# (just for fun) post a pic of your set-up



## scorpion-boy (Dec 14, 2009)

as the title says - i was just interested in seeing other tanks set-ups be it forest type or desert types , tarantula's scorpions, beetles whatever :2thumb:

lets see'um


----------



## Chaika (Jun 5, 2009)

A couple of mine 

Scorpion, forest floor type:









Avicularia avicularia:









Sericopelma rubronitens:









Avicularia 'Peru Purple:









Euathlus sp. 'blue':









Euathlus sp. 'red':








She's completely rearranged this by now and made herself a nice set of tunnels (!)


----------



## HerperShort (Nov 20, 2009)

millipede and gals community


----------



## scorpion-boy (Dec 14, 2009)

cant get decent light to take some good shots of mine - will wait till morning, then post someup


----------



## scorpion-boy (Dec 14, 2009)

this is my setup - it did at one point house 7 emperor scorpions but im now down to 5 -2 were very young andgot eaten by cockroaches wich have now all been taken out the tank 









ive actually been thinkingabout getting some perspex sheet and the table the tank sits on top of making into a seperate tank -it would be very easy to do, i want a desert hairy scorpion so it would be a desert setup - sand some rocks and a few cacti : victory:









this is the warm end of the tank, the scorpions allhide under this log -they are always digging underneath - the substrate is a mixture of peat sand and bark 









mid way across the tank the substrate declines- i put in more substrate where they live usually so they can dig further, the skull provides a seperate housing area (i call it the naughty space - thats where they hide after an alteration within the group - they have a fight and then the loser usually sits under the skull a while ) 

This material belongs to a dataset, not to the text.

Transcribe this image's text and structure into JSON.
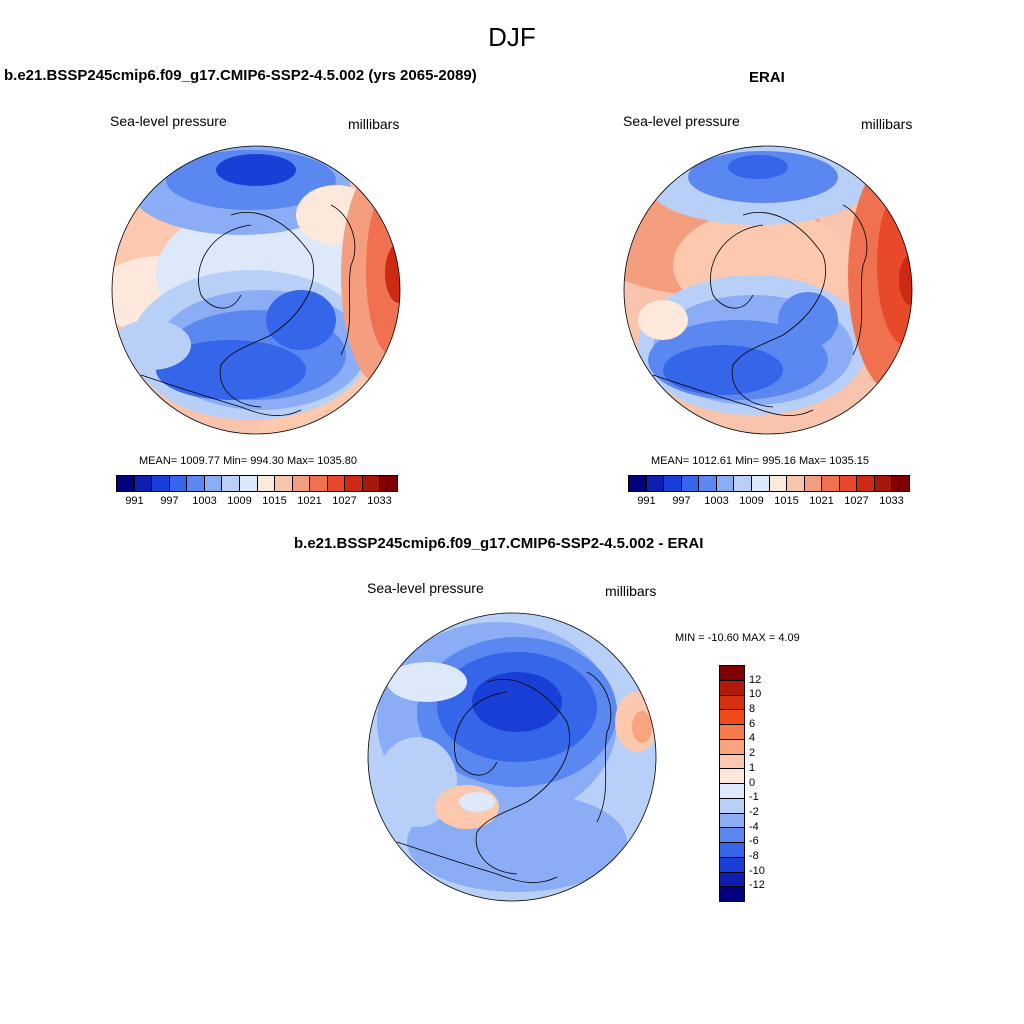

at the very end it is a mainly just moss where they go to cool down and hunt in - the moss isvery good for keeping humidity up too
















a couple of inside shots (scorpion eye view lol )
















and this is the litle fellas as i had themout whilst cleaning :flrt:


----------



## Stelios (Aug 28, 2009)

Very nice.:no1:


----------



## scorpion-boy (Dec 14, 2009)

keep posting people - id be interested to seemore esert type set-ups


----------



## DJ Gee (Nov 25, 2007)

Chaika said:


> Avicularia 'Peru Purple:
> image


Been naming them after Asteroids. :lol2:


----------



## [email protected] (Jan 9, 2009)

that 2nd pic the tank where can i buy one like that from ?


----------



## lucozade3000 (Aug 16, 2008)

Previous spadix enclosure. Perfecto 60x30x30


----------



## scorpion-boy (Dec 14, 2009)

well.. i started to build my desert enclosure, best of all its so far only cost £2.99 -
plants - i just had laying around 
i made a cave from a wooden hollowed log
i put a wanted fora tank on a site and ended up getting that for free
sandstone i found a huuge pile of the stuf where i have a lock-up
exo-terra water dish - not sure where that camefrombut found it in a box upstairs 
sand £2.99 lol


----------



## lucozade3000 (Aug 16, 2008)

Bravo!, it looks very good! Congratulations!:2thumb:
It should be a happy scorp.
Unfortunately, the sand you used wont allow you to see the burrow digging process and i would remove the water dish. Offer water once a month overnight, it will be plenty.
Nice one 

-J


----------



## Theevilreddevil (Oct 30, 2008)

once a month cant they just drink then they want lol


----------



## scorpion-boy (Dec 14, 2009)

Theevilreddevil said:


> once a month cant they just drink then they want lol


 +1 once a month? 
i read that they get most there water intake from the food they eat but thought it best to have something in there just incase 

re- sand yeah this will do for now but im gonna get some that clay stuff for it too but this will put me on for now as it should be here this week 

is that the excavating clay in the pics of yours? i see two burrows there looks really neat


----------



## Chaika (Jun 5, 2009)

DJ Gee said:


> Been naming them after Asteroids. :lol2:


Nope, I'm a Mediterranean gods and goddesses kinda girl.


----------



## lucozade3000 (Aug 16, 2008)

scorpion-boy said:


> +1 once a month?
> i read that they get most there water intake from the food they eat but thought it best to have something in there just incase
> 
> re- sand yeah this will do for now but im gonna get some that clay stuff for it too but this will put me on for now as it should be here this week
> ...


Yeah, that's the stuff. the only thing i dislike about it is that it gives the mix that reddish tone. i prefer the outback red from zoomed, (first few pics).
Concerning the water, its true, they will get their water through feeders so make sure they are well hydrated. A water dish is a question of choice really but it's not necessary. Could bring more harm than good with a desert species...


----------



## Wibs (Nov 2, 2009)

*3 in 1*

Three Ts a Chile, a Flame Knee & a Red Knee


----------



## bobby (Sep 26, 2006)

Chaika said:


> image


Where did you get that tank


----------



## HerperShort (Nov 20, 2009)

HerperShort said:


> image
> 
> millipede and gals community


deleted the pic. but I have change my community and put them into different tubs









*Archispirostreptus gigas*









*GALS*









*Pachybolus ligulatus*


----------